The typical advice when using common regularization techniques like LASSO or ridge is to standardize the predictors before fitting the model since the penalties are a function of the size of the coefficients, which depends on the scale of the data. Yet I don’t like to standardize predictors because I don’t like my estimates to be confounded by the mean and standard deviation of the predictor, which are dependent on the sample I use to fit the model. If I use Bayesian methods instead, well there again the experts like Gelman et al. suggest standardization to make default priors possible when there isn’t much prior information available. What is a workable solution for folks like me who eschew standardizing predictors, but who also must navigate the curse of dimensionality?

2 Likes

This is a fundamental question that deserves much discussion. Normalization is a weak spot in penalized maximum likelihood estimation (ridge, lasso, elastic net, etc.) and in selecting priors for a number of differently-scaled variables. In my view we all rush too quickly to scale by the standard deviation, which is (1) not driven by subject matter knowledge and (2) assumes that the variable’s distribution is symmetric. One could just as well argue for scaling by Gini’s mean difference or the inter-decile range. It is fairly clear that scaling needs to be used, but what is best practice in choosing the approach to scaling?

2 Likes

I found but have not yet read this recent paper on the topic in Bayesian Analysis: https://projecteuclid.org/download/pdfview_1/euclid.ba/1484103680

Sorry for digging up this old topic.

I recently encountered this problem in my Bayesian Model, so I think it is good place to ask (I asked on StackExchange as well generalized linear model - Scaling factor for binary and quadratic terms in penalized regression - Cross Validated (stackexchange.com).

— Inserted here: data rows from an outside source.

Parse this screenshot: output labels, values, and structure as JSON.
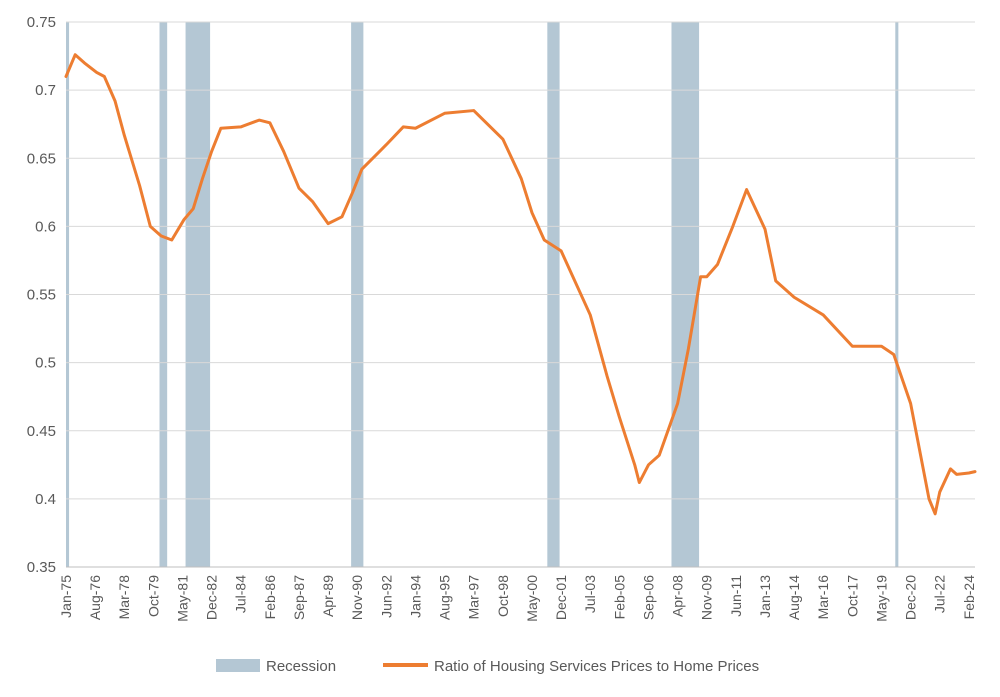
{
  "chart_data": {
    "type": "line",
    "x_start": "Jan-75",
    "x_end": "Jun-24",
    "ylim": [
      0.35,
      0.75
    ],
    "yticks": [
      "0.35",
      "0.4",
      "0.45",
      "0.5",
      "0.55",
      "0.6",
      "0.65",
      "0.7",
      "0.75"
    ],
    "xticks": [
      "Jan-75",
      "Aug-76",
      "Mar-78",
      "Oct-79",
      "May-81",
      "Dec-82",
      "Jul-84",
      "Feb-86",
      "Sep-87",
      "Apr-89",
      "Nov-90",
      "Jun-92",
      "Jan-94",
      "Aug-95",
      "Mar-97",
      "Oct-98",
      "May-00",
      "Dec-01",
      "Jul-03",
      "Feb-05",
      "Sep-06",
      "Apr-08",
      "Nov-09",
      "Jun-11",
      "Jan-13",
      "Aug-14",
      "Mar-16",
      "Oct-17",
      "May-19",
      "Dec-20",
      "Jul-22",
      "Feb-24"
    ],
    "grid": true,
    "legend_position": "bottom",
    "series": [
      {
        "name": "Ratio of Housing Services Prices to Home Prices",
        "color": "#ED7D31",
        "points": [
          [
            "Jan-75",
            0.71
          ],
          [
            "Jul-75",
            0.726
          ],
          [
            "Jan-76",
            0.72
          ],
          [
            "Sep-76",
            0.713
          ],
          [
            "Feb-77",
            0.71
          ],
          [
            "Sep-77",
            0.692
          ],
          [
            "Mar-78",
            0.667
          ],
          [
            "Jan-79",
            0.63
          ],
          [
            "Aug-79",
            0.6
          ],
          [
            "Mar-80",
            0.593
          ],
          [
            "Oct-80",
            0.59
          ],
          [
            "Jun-81",
            0.605
          ],
          [
            "Dec-81",
            0.613
          ],
          [
            "Jun-82",
            0.635
          ],
          [
            "Dec-82",
            0.655
          ],
          [
            "Jun-83",
            0.672
          ],
          [
            "Jul-84",
            0.673
          ],
          [
            "Jul-85",
            0.678
          ],
          [
            "Feb-86",
            0.676
          ],
          [
            "Nov-86",
            0.655
          ],
          [
            "Sep-87",
            0.628
          ],
          [
            "Jun-88",
            0.618
          ],
          [
            "Apr-89",
            0.602
          ],
          [
            "Jan-90",
            0.607
          ],
          [
            "Aug-90",
            0.625
          ],
          [
            "Feb-91",
            0.642
          ],
          [
            "Jun-92",
            0.66
          ],
          [
            "May-93",
            0.673
          ],
          [
            "Jan-94",
            0.672
          ],
          [
            "Aug-95",
            0.683
          ],
          [
            "Mar-97",
            0.685
          ],
          [
            "Oct-98",
            0.664
          ],
          [
            "Oct-99",
            0.635
          ],
          [
            "May-00",
            0.61
          ],
          [
            "Jan-01",
            0.59
          ],
          [
            "Dec-01",
            0.582
          ],
          [
            "Jul-03",
            0.535
          ],
          [
            "Jun-04",
            0.49
          ],
          [
            "Feb-05",
            0.46
          ],
          [
            "Dec-05",
            0.425
          ],
          [
            "Mar-06",
            0.412
          ],
          [
            "Sep-06",
            0.425
          ],
          [
            "Apr-07",
            0.432
          ],
          [
            "Apr-08",
            0.47
          ],
          [
            "Nov-08",
            0.51
          ],
          [
            "Jul-09",
            0.563
          ],
          [
            "Nov-09",
            0.563
          ],
          [
            "Jun-10",
            0.572
          ],
          [
            "Apr-11",
            0.6
          ],
          [
            "Jan-12",
            0.627
          ],
          [
            "Jan-13",
            0.598
          ],
          [
            "Aug-13",
            0.56
          ],
          [
            "Aug-14",
            0.548
          ],
          [
            "Mar-16",
            0.535
          ],
          [
            "Oct-17",
            0.512
          ],
          [
            "May-19",
            0.512
          ],
          [
            "Jan-20",
            0.506
          ],
          [
            "Dec-20",
            0.47
          ],
          [
            "Dec-21",
            0.4
          ],
          [
            "Apr-22",
            0.389
          ],
          [
            "Jul-22",
            0.405
          ],
          [
            "Feb-23",
            0.422
          ],
          [
            "Jun-23",
            0.418
          ],
          [
            "Feb-24",
            0.419
          ],
          [
            "Jun-24",
            0.42
          ]
        ]
      }
    ],
    "recessions": {
      "name": "Recession",
      "color": "#B4C7D4",
      "periods": [
        [
          "Jan-75",
          "Mar-75"
        ],
        [
          "Feb-80",
          "Jul-80"
        ],
        [
          "Jul-81",
          "Nov-82"
        ],
        [
          "Jul-90",
          "Mar-91"
        ],
        [
          "Mar-01",
          "Nov-01"
        ],
        [
          "Dec-07",
          "Jun-09"
        ],
        [
          "Feb-20",
          "Apr-20"
        ]
      ]
    }
  }
}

I agree that scaling in penalised regression is a must, otherwise it would fail desperately. However, creating a “fair” situation between different covariates is quite tricky.

I don’t think the automatic scaling by standard deviation make very good sense, esp. when data distribution is clearly asymmetric. One obvious case is the uncontrollable inflation of coefficients for rare events (as mentioned in the StackExchange question). Gelman in his book (Data Analysis Using Regression and Multilevel Hierarchical Models, 2007) scaled continuous variables down by 2sd while kept binary ones intact; that also contain some arbitrary level (i.e. why not centering the binary to [-.5, .5] and scale up by 2 to make a full range [-1,1] = 95% inter-percentile range of aforementioned 2sd-scaled continuous variables).

I wonder if there has been any development in this field so far?

For this general question you’re likely to get more replies from stats.stackexchange.com. This issue is the bugaboo of penalized maximum likelihood estimation and Bayesian modeling. The scaling as you so well said is so arbitrary, and once you have nonlinear terms in the model it’s even more difficult. Some progress may be made by considering other basis functions. Look at how Richard McElreath handles this in his book Statistical Rethinking and how the R brms package handles nonlinear covariate effects.

I really need to get the physical copy of Statistical Rethinking, because I often have to reference it, and it’s difficult to do in the digital copy. Time to buy a book.